My heart soared like a hawk1 after learning that Messieurs Philip Klotzbach and William Gray have admitted in print the hardest thing scientists can ever confess. That they were wrong.
If only other climatologists would follow suit!
The abstract of their paper Qualitative Discussion of Atlantic Basin Seasonal Hurricane Activity for 2012 (pdf) says it all (see also this press report):
We are discontinuing our early December quantitative hurricane forecast for the next year and giving a more qualitative discussion of the factors which will determine next year’s Atlantic basin hurricane activity. Our early December Atlantic basin seasonal hurricane forecasts of the last 20 years have not shown real-time forecast skill even though the hindcast studies on which they were based had considerable skill. Reasons for this unexpected lack of skill are discussed.
I wept joyously when I read this paragraph because Bill Gray’s pre-season hurricane predictions (how many, what strengths) have been annual events for two decades. They are covered by the media. The forecasts themselves are used in decisions involving real money, real lives. In short, they are important. This is why admitting that they aren’t accurate is so momentous.
And, yes, there is strong suspicion that because we cannot forecast how many hurricanes the coming season will have, we might also not be able to forecast what the global average temperature will be to the nearest tenth of a degree fifty years hence.
The key lies in understanding “real-time” forecast skill and “hindcast” skill. Two alternate names are predictive skill and model fit. If we can get these two concepts, we will appreciate the vast amount of over-certainty in science.

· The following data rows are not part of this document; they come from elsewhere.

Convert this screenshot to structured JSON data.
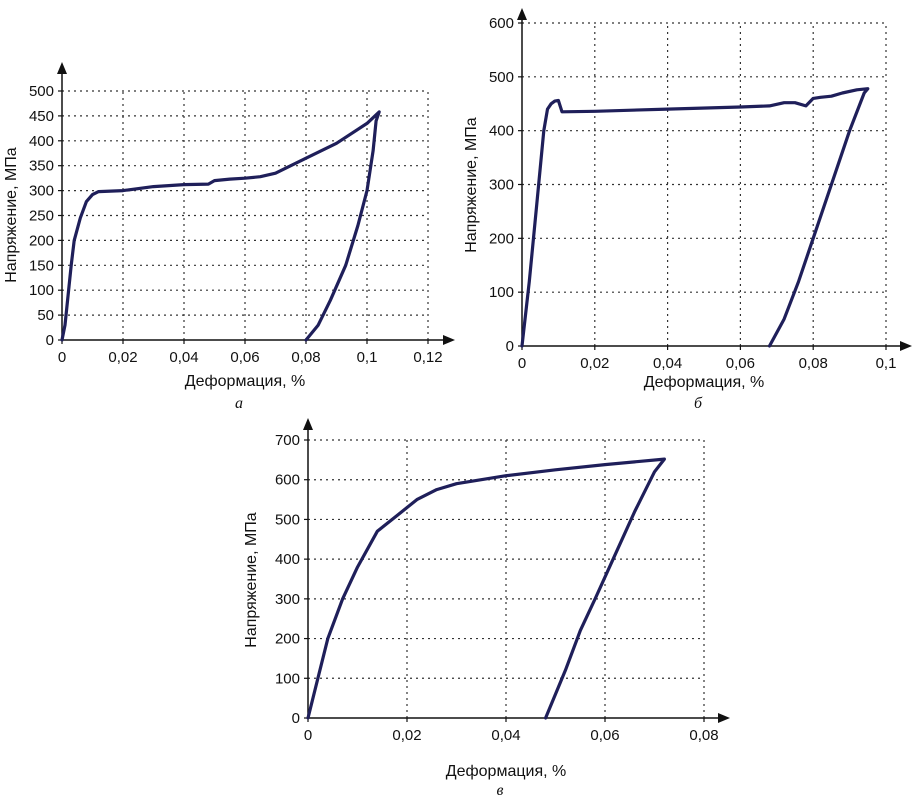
{
  "chart_data": [
    {
      "id": "a",
      "type": "line",
      "panel_label": "а",
      "xlabel": "Деформация, %",
      "ylabel": "Напряжение, МПа",
      "xlim": [
        0,
        0.12
      ],
      "ylim": [
        0,
        500
      ],
      "xticks": [
        0,
        0.02,
        0.04,
        0.06,
        0.08,
        0.1,
        0.12
      ],
      "xtick_labels": [
        "0",
        "0,02",
        "0,04",
        "0,06",
        "0,08",
        "0,1",
        "0,12"
      ],
      "yticks": [
        0,
        50,
        100,
        150,
        200,
        250,
        300,
        350,
        400,
        450,
        500
      ],
      "ytick_labels": [
        "0",
        "50",
        "100",
        "150",
        "200",
        "250",
        "300",
        "350",
        "400",
        "450",
        "500"
      ],
      "grid": true,
      "series": [
        {
          "points": [
            [
              0,
              0
            ],
            [
              0.001,
              30
            ],
            [
              0.002,
              90
            ],
            [
              0.003,
              150
            ],
            [
              0.004,
              200
            ],
            [
              0.006,
              245
            ],
            [
              0.008,
              278
            ],
            [
              0.01,
              292
            ],
            [
              0.012,
              298
            ],
            [
              0.02,
              300
            ],
            [
              0.03,
              308
            ],
            [
              0.04,
              312
            ],
            [
              0.048,
              313
            ],
            [
              0.05,
              320
            ],
            [
              0.055,
              323
            ],
            [
              0.06,
              325
            ],
            [
              0.065,
              328
            ],
            [
              0.07,
              335
            ],
            [
              0.08,
              365
            ],
            [
              0.09,
              395
            ],
            [
              0.1,
              435
            ],
            [
              0.104,
              458
            ],
            [
              0.103,
              440
            ],
            [
              0.102,
              380
            ],
            [
              0.1,
              300
            ],
            [
              0.097,
              230
            ],
            [
              0.093,
              150
            ],
            [
              0.088,
              80
            ],
            [
              0.084,
              30
            ],
            [
              0.08,
              0
            ]
          ]
        }
      ]
    },
    {
      "id": "b",
      "type": "line",
      "panel_label": "б",
      "xlabel": "Деформация, %",
      "ylabel": "Напряжение, МПа",
      "xlim": [
        0,
        0.1
      ],
      "ylim": [
        0,
        600
      ],
      "xticks": [
        0,
        0.02,
        0.04,
        0.06,
        0.08,
        0.1
      ],
      "xtick_labels": [
        "0",
        "0,02",
        "0,04",
        "0,06",
        "0,08",
        "0,1"
      ],
      "yticks": [
        0,
        100,
        200,
        300,
        400,
        500,
        600
      ],
      "ytick_labels": [
        "0",
        "100",
        "200",
        "300",
        "400",
        "500",
        "600"
      ],
      "grid": true,
      "series": [
        {
          "points": [
            [
              0,
              0
            ],
            [
              0.002,
              120
            ],
            [
              0.004,
              260
            ],
            [
              0.006,
              400
            ],
            [
              0.007,
              440
            ],
            [
              0.008,
              450
            ],
            [
              0.009,
              455
            ],
            [
              0.01,
              456
            ],
            [
              0.011,
              435
            ],
            [
              0.02,
              436
            ],
            [
              0.04,
              440
            ],
            [
              0.06,
              444
            ],
            [
              0.068,
              446
            ],
            [
              0.072,
              452
            ],
            [
              0.075,
              452
            ],
            [
              0.078,
              446
            ],
            [
              0.08,
              460
            ],
            [
              0.082,
              462
            ],
            [
              0.085,
              464
            ],
            [
              0.088,
              470
            ],
            [
              0.092,
              476
            ],
            [
              0.095,
              478
            ],
            [
              0.094,
              470
            ],
            [
              0.09,
              400
            ],
            [
              0.085,
              300
            ],
            [
              0.08,
              200
            ],
            [
              0.076,
              120
            ],
            [
              0.072,
              50
            ],
            [
              0.068,
              0
            ]
          ]
        }
      ]
    },
    {
      "id": "c",
      "type": "line",
      "panel_label": "в",
      "xlabel": "Деформация, %",
      "ylabel": "Напряжение, МПа",
      "xlim": [
        0,
        0.08
      ],
      "ylim": [
        0,
        700
      ],
      "xticks": [
        0,
        0.02,
        0.04,
        0.06,
        0.08
      ],
      "xtick_labels": [
        "0",
        "0,02",
        "0,04",
        "0,06",
        "0,08"
      ],
      "yticks": [
        0,
        100,
        200,
        300,
        400,
        500,
        600,
        700
      ],
      "ytick_labels": [
        "0",
        "100",
        "200",
        "300",
        "400",
        "500",
        "600",
        "700"
      ],
      "grid": true,
      "series": [
        {
          "points": [
            [
              0,
              0
            ],
            [
              0.002,
              100
            ],
            [
              0.004,
              200
            ],
            [
              0.007,
              300
            ],
            [
              0.01,
              380
            ],
            [
              0.014,
              470
            ],
            [
              0.018,
              510
            ],
            [
              0.022,
              550
            ],
            [
              0.026,
              575
            ],
            [
              0.03,
              590
            ],
            [
              0.04,
              610
            ],
            [
              0.05,
              625
            ],
            [
              0.06,
              638
            ],
            [
              0.072,
              652
            ],
            [
              0.07,
              620
            ],
            [
              0.066,
              520
            ],
            [
              0.062,
              410
            ],
            [
              0.058,
              300
            ],
            [
              0.055,
              220
            ],
            [
              0.052,
              120
            ],
            [
              0.048,
              0
            ]
          ]
        }
      ]
    }
  ],
  "colors": {
    "curve": "#1f1f5a",
    "axis": "#111111",
    "grid": "#333333",
    "background": "#ffffff"
  }
}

All models are fit to past observed data. This is true of correlational hurricane models, statistical-physical GCMs, purely statistical models used in sociology, psychology, etc.; that is, any model that uses observed data. Hindcast skill is when the model fits that past data well.
It turns out that for any set of observed data, a model that demonstrates good fit, a.k.a. hindcast skill, can always be found. By always I mean always, as in always. There is thus nothing special about reporting that a statistical model fit past data well (demonstrated hindcast skill)—except in the rare situation where the form of the model has been deduced, and is therefore rigidly fixed. That was not the case with Gray’s hurricane models, nor is it the case in any of the social-science statistical models that I know. (It is true for example in casino games.)

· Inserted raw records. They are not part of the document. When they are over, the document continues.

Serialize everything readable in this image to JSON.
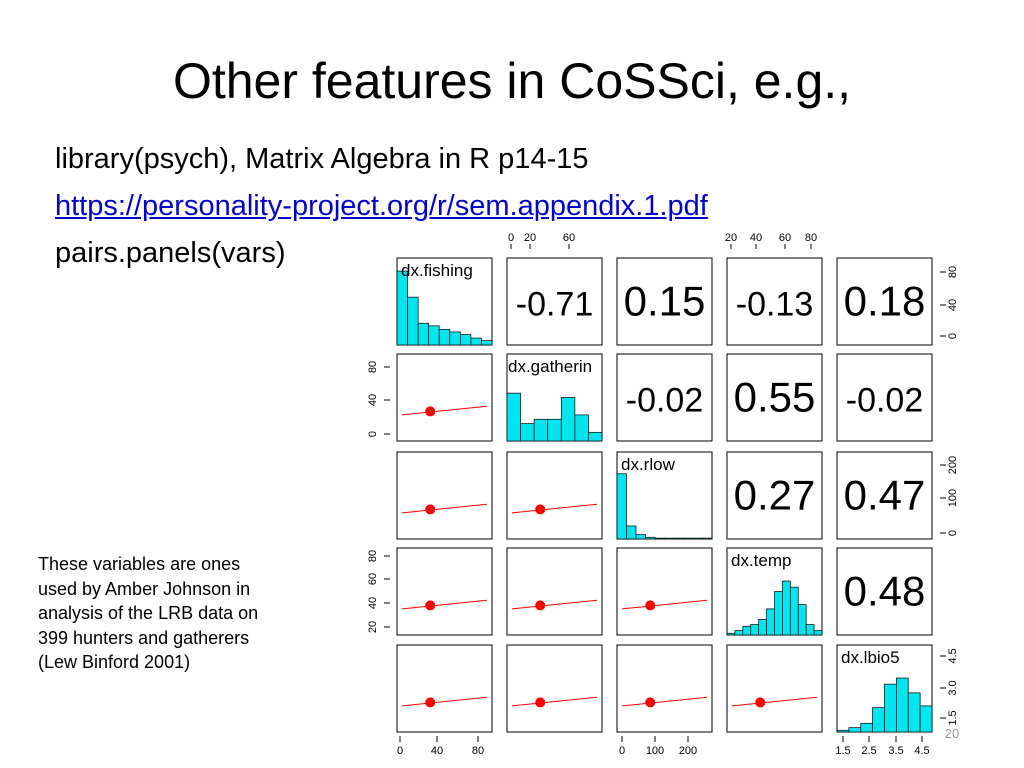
{
  "title": "Other features in CoSSci, e.g.,",
  "body": {
    "line1": "library(psych), Matrix Algebra in R p14-15",
    "link": "https://personality-project.org/r/sem.appendix.1.pdf",
    "line3": "pairs.panels(vars)"
  },
  "note": [
    "These variables are ones",
    "used by Amber Johnson in",
    "analysis of the LRB data on",
    "399 hunters and gatherers",
    "(Lew Binford 2001)"
  ],
  "matrix": {
    "variables": [
      "dx.fishing",
      "dx.gatherin",
      "dx.rlow",
      "dx.temp",
      "dx.lbio5"
    ],
    "correlations": [
      [
        -0.71,
        0.15,
        -0.13,
        0.18
      ],
      [
        -0.02,
        0.55,
        -0.02
      ],
      [
        0.27,
        0.47
      ],
      [
        0.48
      ]
    ],
    "histograms": [
      [
        85,
        55,
        25,
        22,
        18,
        15,
        12,
        8,
        5
      ],
      [
        55,
        20,
        25,
        25,
        50,
        30,
        10
      ],
      [
        75,
        15,
        5,
        2,
        1,
        1,
        1,
        1,
        1,
        1
      ],
      [
        2,
        5,
        10,
        12,
        18,
        30,
        50,
        62,
        55,
        35,
        12,
        5
      ],
      [
        2,
        5,
        10,
        28,
        55,
        62,
        45,
        30
      ]
    ],
    "top_ticks": {
      "col1": [
        "0",
        "20",
        "60"
      ],
      "col3": [
        "20",
        "40",
        "60",
        "80"
      ]
    },
    "right_ticks": {
      "row0": [
        "0",
        "40",
        "80"
      ],
      "row2": [
        "0",
        "100",
        "200"
      ],
      "row4": [
        "1.5",
        "3.0",
        "4.5"
      ]
    },
    "left_ticks": {
      "row1": [
        "0",
        "40",
        "80"
      ],
      "row3": [
        "20",
        "40",
        "60",
        "80"
      ]
    },
    "bottom_ticks": {
      "col0": [
        "0",
        "40",
        "80"
      ],
      "col2": [
        "0",
        "100",
        "200"
      ],
      "col4": [
        "1.5",
        "2.5",
        "3.5",
        "4.5"
      ]
    }
  },
  "page_number": "20"
}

Again, a model that demonstrates hindcast skill or good fit can always be found. So the true test of a model is how well it predicts data that was not used in any way to fit itself. That is, new data. If a model can skillfully predict brand new data, if it can demonstrate “real-time” forecast or prediction skill, then we know the model is good, is worthy, is telling something true about the world.

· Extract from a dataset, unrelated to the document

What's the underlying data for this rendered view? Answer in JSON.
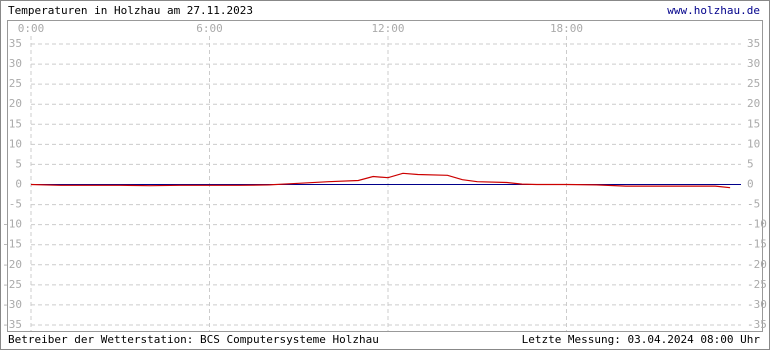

There is, incidentally, nothing special in the use of the word forecast. It is only shorthand to indicate that never-seen-before-new data is being predicted. It is a natural word when talking of data that comes to us indexed by time, but that index isn’t needed. All that is required to demonstrate real-time or prediction skill is data not seen before; whether that data comes from the future or the past is immaterial.
Gray’s hurricane models showed hindcast skill but not real-time forecast skill. This means that the model should not be used and that the model used as a reference, either persistence of climatology (I believe the case here), should be looked to. That is, Gray’s very clever statistical model is giving results which are poorer than the model that says, “Use the average number of storms as a prediction for the number of storms this year.” That is the “climatology” model.
It’s even worse than it appears, for Gray was using (in part) an over-certain measure of skill, R-square. R-square always—as in…well, you get the idea—inflates the certainty one has in model fit or prediction skill. The reason this is so is explained in this series What Is A True Model? What Makes A Good One? (skill is also defined here). This means that if Gray were to use a better measure of performance, his confidence in the usefulness of his model would decrease further.
But give Gray—and most meteorologists—credit: they do what most users of statistical models never do, and what should be mandatory. The used their models to predict new data. That’s how they were able to learn that the model didn’t work. They could not have learned this lesson using hindcast skill/model fit. I cannot recall seeing any sociologist, psychologist, educationist, etc., etc. report prediction skill of their models. They only report (an over-confident version of) model fit. Over-certainty is thus guaranteed.
1A favorite saying of Old Lodge Skins from Thomas Berger’s Little Big Man: highly recommended.